The import endpoint uses multipart form data with repeated files fields.

Document layers currently exposed by the implementation include:

  • original
  • segment
  • inpainted
  • brush
  • rendered

Page pipeline

Method Path Purpose
POST /documents/{documentId}/detect detect text blocks and layout
POST /documents/{documentId}/ocr run OCR on detected text blocks
POST /documents/{documentId}/inpaint remove original text using the current mask
POST /documents/{documentId}/render render translated text
POST /documents/{documentId}/translate generate translations for one block or the full page
PUT /documents/{documentId}/mask-region replace or update part of the segmentation mask
PUT /documents/{documentId}/brush-region write a patch into the brush layer
POST /documents/{documentId}/inpaint-region re-inpaint a rectangular region only

Useful request details:

  • /render accepts textBlockId, shaderEffect, shaderStroke, and fontFamily
  • /translate accepts textBlockId and language
  • /mask-region accepts data plus an optional region
  • /brush-region accepts data plus a required region
  • /inpaint-region accepts a rectangular region

Text blocks

Method Path Purpose
POST /documents/{documentId}/text-blocks create a new text block from x, y, width, height
PATCH /documents/{documentId}/text-blocks/{textBlockId} patch text, translation, box geometry, or style
DELETE /documents/{documentId}/text-blocks/{textBlockId} remove a text block

The text-block patch shape currently includes:

  • text
  • translation
  • x
  • y
  • width
  • height
  • style

style can include font families, font size, RGBA color, text alignment, italic and bold flags, and stroke configuration.

Export

Method Path Purpose
GET /documents/{documentId}/export?layer=rendered export one rendered image
GET /documents/{documentId}/export?layer=inpainted export one inpainted image
GET /documents/{documentId}/export/psd export one layered PSD
POST /exports?layer=rendered export all rendered pages
POST /exports?layer=inpainted export all inpainted pages

Single-document export endpoints return binary file content.
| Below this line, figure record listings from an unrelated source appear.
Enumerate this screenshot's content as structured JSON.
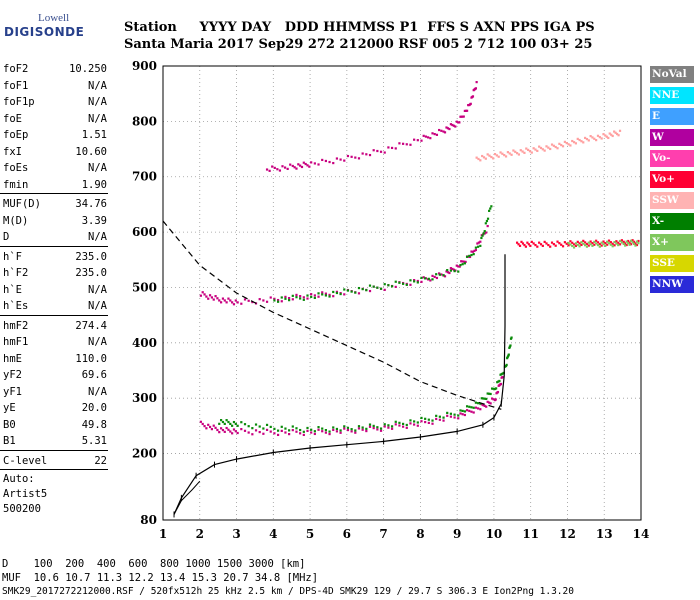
{
  "logo": {
    "line1": "Lowell",
    "line2": "DIGISONDE"
  },
  "header": {
    "row1": "Station     YYYY DAY   DDD HHMMSS P1  FFS S AXN PPS IGA PS",
    "row2": "Santa Maria 2017 Sep29 272 212000 RSF 005 2 712 100 03+ 25"
  },
  "params": {
    "group1": [
      {
        "k": "foF2",
        "v": "10.250"
      },
      {
        "k": "foF1",
        "v": "N/A"
      },
      {
        "k": "foF1p",
        "v": "N/A"
      },
      {
        "k": "foE",
        "v": "N/A"
      },
      {
        "k": "foEp",
        "v": "1.51"
      },
      {
        "k": "fxI",
        "v": "10.60"
      },
      {
        "k": "foEs",
        "v": "N/A"
      },
      {
        "k": "fmin",
        "v": "1.90"
      }
    ],
    "group2": [
      {
        "k": "MUF(D)",
        "v": "34.76"
      },
      {
        "k": "M(D)",
        "v": "3.39"
      },
      {
        "k": "D",
        "v": "N/A"
      }
    ],
    "group3": [
      {
        "k": "h`F",
        "v": "235.0"
      },
      {
        "k": "h`F2",
        "v": "235.0"
      },
      {
        "k": "h`E",
        "v": "N/A"
      },
      {
        "k": "h`Es",
        "v": "N/A"
      }
    ],
    "group4": [
      {
        "k": "hmF2",
        "v": "274.4"
      },
      {
        "k": "hmF1",
        "v": "N/A"
      },
      {
        "k": "hmE",
        "v": "110.0"
      },
      {
        "k": "yF2",
        "v": "69.6"
      },
      {
        "k": "yF1",
        "v": "N/A"
      },
      {
        "k": "yE",
        "v": "20.0"
      },
      {
        "k": "B0",
        "v": "49.8"
      },
      {
        "k": "B1",
        "v": "5.31"
      }
    ],
    "clevel": {
      "k": "C-level",
      "v": "22"
    },
    "auto": [
      "Auto:",
      "Artist5",
      "500200"
    ]
  },
  "legend": [
    {
      "label": "NoVal",
      "color": "#808080"
    },
    {
      "label": "NNE",
      "color": "#00e5ff"
    },
    {
      "label": "E",
      "color": "#3fa0ff"
    },
    {
      "label": "W",
      "color": "#b0009f"
    },
    {
      "label": "Vo-",
      "color": "#ff3fae"
    },
    {
      "label": "Vo+",
      "color": "#ff0033"
    },
    {
      "label": "SSW",
      "color": "#ffb3b3"
    },
    {
      "label": "X-",
      "color": "#007f00"
    },
    {
      "label": "X+",
      "color": "#7fc75c"
    },
    {
      "label": "SSE",
      "color": "#d7d700"
    },
    {
      "label": "NNW",
      "color": "#2a2ad8"
    }
  ],
  "chart_data": {
    "type": "scatter",
    "xlabel": "",
    "ylabel": "",
    "xlim": [
      1,
      14
    ],
    "ylim": [
      80,
      900
    ],
    "xticks": [
      "1",
      "2",
      "3",
      "4",
      "5",
      "6",
      "7",
      "8",
      "9",
      "10",
      "11",
      "12",
      "13",
      "14"
    ],
    "yticks": [
      "80",
      "200",
      "300",
      "400",
      "500",
      "600",
      "700",
      "800",
      "900"
    ],
    "ytick_values": [
      80,
      200,
      300,
      400,
      500,
      600,
      700,
      800,
      900
    ],
    "series": [
      {
        "color": "#c8007f",
        "points": [
          [
            2.0,
            255
          ],
          [
            2.5,
            245
          ],
          [
            3,
            242
          ],
          [
            4,
            240
          ],
          [
            5,
            240
          ],
          [
            6,
            243
          ],
          [
            7,
            248
          ],
          [
            8,
            256
          ],
          [
            9,
            270
          ],
          [
            9.6,
            285
          ],
          [
            10.0,
            300
          ],
          [
            10.2,
            340
          ]
        ]
      },
      {
        "color": "#0a8a0a",
        "points": [
          [
            2.5,
            260
          ],
          [
            3,
            255
          ],
          [
            4,
            248
          ],
          [
            5,
            245
          ],
          [
            6,
            247
          ],
          [
            7,
            252
          ],
          [
            8,
            262
          ],
          [
            9,
            275
          ],
          [
            9.6,
            295
          ],
          [
            10,
            320
          ],
          [
            10.3,
            360
          ],
          [
            10.45,
            410
          ]
        ]
      },
      {
        "color": "#c8007f",
        "points": [
          [
            2.0,
            490
          ],
          [
            2.5,
            480
          ],
          [
            3,
            475
          ],
          [
            4,
            480
          ],
          [
            5,
            487
          ],
          [
            6,
            493
          ],
          [
            7,
            502
          ],
          [
            8,
            515
          ],
          [
            8.6,
            525
          ],
          [
            9,
            540
          ],
          [
            9.4,
            565
          ],
          [
            9.8,
            610
          ]
        ]
      },
      {
        "color": "#0a8a0a",
        "points": [
          [
            4,
            480
          ],
          [
            5,
            485
          ],
          [
            6,
            495
          ],
          [
            7,
            505
          ],
          [
            8,
            515
          ],
          [
            9,
            535
          ],
          [
            9.6,
            580
          ],
          [
            9.9,
            650
          ]
        ]
      },
      {
        "color": "#c8007f",
        "points": [
          [
            3.8,
            715
          ],
          [
            4.5,
            720
          ],
          [
            5,
            725
          ],
          [
            6,
            735
          ],
          [
            7,
            750
          ],
          [
            8,
            770
          ],
          [
            8.6,
            785
          ],
          [
            9,
            800
          ],
          [
            9.3,
            830
          ],
          [
            9.5,
            870
          ]
        ]
      },
      {
        "color": "#ff9f9f",
        "points": [
          [
            9.5,
            735
          ],
          [
            10,
            740
          ],
          [
            10.5,
            745
          ],
          [
            11,
            750
          ],
          [
            11.5,
            755
          ],
          [
            12,
            762
          ],
          [
            12.5,
            770
          ],
          [
            13,
            775
          ],
          [
            13.4,
            782
          ]
        ]
      },
      {
        "color": "#ff0033",
        "points": [
          [
            10.6,
            580
          ],
          [
            11,
            580
          ],
          [
            11.5,
            580
          ],
          [
            12,
            581
          ],
          [
            12.5,
            582
          ],
          [
            13,
            582
          ],
          [
            13.5,
            583
          ],
          [
            13.9,
            583
          ]
        ]
      },
      {
        "color": "#7fc75c",
        "points": [
          [
            12,
            578
          ],
          [
            12.5,
            580
          ],
          [
            13,
            580
          ],
          [
            13.5,
            582
          ],
          [
            13.9,
            582
          ]
        ]
      }
    ],
    "profile": [
      [
        1.3,
        90
      ],
      [
        1.5,
        120
      ],
      [
        1.9,
        160
      ],
      [
        2.4,
        180
      ],
      [
        3,
        190
      ],
      [
        4,
        202
      ],
      [
        5,
        210
      ],
      [
        6,
        216
      ],
      [
        7,
        222
      ],
      [
        8,
        230
      ],
      [
        9,
        240
      ],
      [
        9.7,
        252
      ],
      [
        10.0,
        265
      ],
      [
        10.2,
        290
      ],
      [
        10.28,
        340
      ],
      [
        10.3,
        430
      ],
      [
        10.3,
        560
      ]
    ],
    "profile_low": [
      [
        1.3,
        90
      ],
      [
        1.5,
        115
      ],
      [
        1.8,
        135
      ],
      [
        2.0,
        150
      ]
    ],
    "dashed": [
      [
        1.0,
        620
      ],
      [
        1.5,
        580
      ],
      [
        2,
        540
      ],
      [
        3,
        490
      ],
      [
        4,
        455
      ],
      [
        5,
        425
      ],
      [
        6,
        395
      ],
      [
        7,
        365
      ],
      [
        8,
        330
      ],
      [
        9,
        305
      ],
      [
        9.7,
        290
      ],
      [
        10.2,
        280
      ]
    ],
    "footer": {
      "d_row": "D    100  200  400  600  800 1000 1500 3000 [km]",
      "muf_row": "MUF  10.6 10.7 11.3 12.2 13.4 15.3 20.7 34.8 [MHz]",
      "file_row": "SMK29_2017272212000.RSF / 520fx512h 25 kHz 2.5 km / DPS-4D SMK29 129 / 29.7 S 306.3 E Ion2Png 1.3.20"
    }
  }
}
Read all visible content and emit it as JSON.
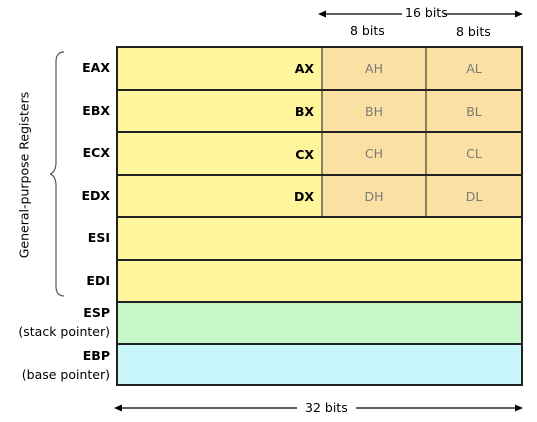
{
  "header": {
    "bits16": "16 bits",
    "bits8_high": "8 bits",
    "bits8_low": "8 bits"
  },
  "footer": {
    "bits32": "32 bits"
  },
  "group_label": "General-purpose Registers",
  "registers": [
    {
      "name": "EAX",
      "sub16": "AX",
      "high": "AH",
      "low": "AL"
    },
    {
      "name": "EBX",
      "sub16": "BX",
      "high": "BH",
      "low": "BL"
    },
    {
      "name": "ECX",
      "sub16": "CX",
      "high": "CH",
      "low": "CL"
    },
    {
      "name": "EDX",
      "sub16": "DX",
      "high": "DH",
      "low": "DL"
    },
    {
      "name": "ESI"
    },
    {
      "name": "EDI"
    },
    {
      "name": "ESP",
      "desc": "(stack pointer)"
    },
    {
      "name": "EBP",
      "desc": "(base pointer)"
    }
  ],
  "colors": {
    "general": "#fff59d",
    "byte": "#fbe0a3",
    "esp": "#c7f7c7",
    "ebp": "#c9f7fb"
  }
}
Bulk export returns JSON with the number of files written.

LLM control

Method Path Purpose
GET /llm/models list local and API-backed translation models
GET /llm/state get the current LLM status
POST /llm/load load a local or API-backed model
POST /llm/offload unload the current model
POST /llm/ping test an OpenAI-compatible base URL

Useful request details:

  • /llm/models accepts optional language and openaiCompatibleBaseUrl query parameters
  • /llm/load accepts id, apiKey, baseUrl, temperature, maxTokens, and customSystemPrompt
  • /llm/ping accepts baseUrl and optional apiKey

Provider API keys

Method Path Purpose
GET /providers/{provider}/api-key read a saved API key for a provider
PUT /providers/{provider}/api-key store or overwrite a provider API key

Current built-in provider ids include:

  • openai
  • gemini
  • claude
  • deepseek
  • openai-compatible

Pipeline jobs

Method Path Purpose
POST /jobs/pipeline start a full processing job
DELETE /jobs/{jobId} cancel a running pipeline job

The pipeline job request can include:

  • documentId to target one page, or omit it to process all loaded pages
  • LLM settings such as llmModelId, llmApiKey, llmBaseUrl, llmTemperature, llmMaxTokens, and llmCustomSystemPrompt
  • render settings such as shaderEffect, shaderStroke, and fontFamily
  • language

Events stream

Koharu also exposes server-sent events at:

GET /events

Current event names are:

  • snapshot
  • documents.changed
  • document.changed
  • job.changed
  • download.changed
  • llm.changed

The stream sends an initial snapshot event and uses a 15-second keepalive.

Typical workflow

The normal API order for one page is:

  1. POST /documents/import?mode=replace
  2. POST /documents/{documentId}/detect
  3. POST /documents/{documentId}/ocr
  4. POST /llm/load
  5. POST /documents/{documentId}/translate
  6. POST /documents/{documentId}/inpaint
  7. POST /documents/{documentId}/render
  8. GET /documents/{documentId}/export?layer=rendered

If you want agent-oriented access instead of HTTP endpoint orchestration, see MCP Tools Reference.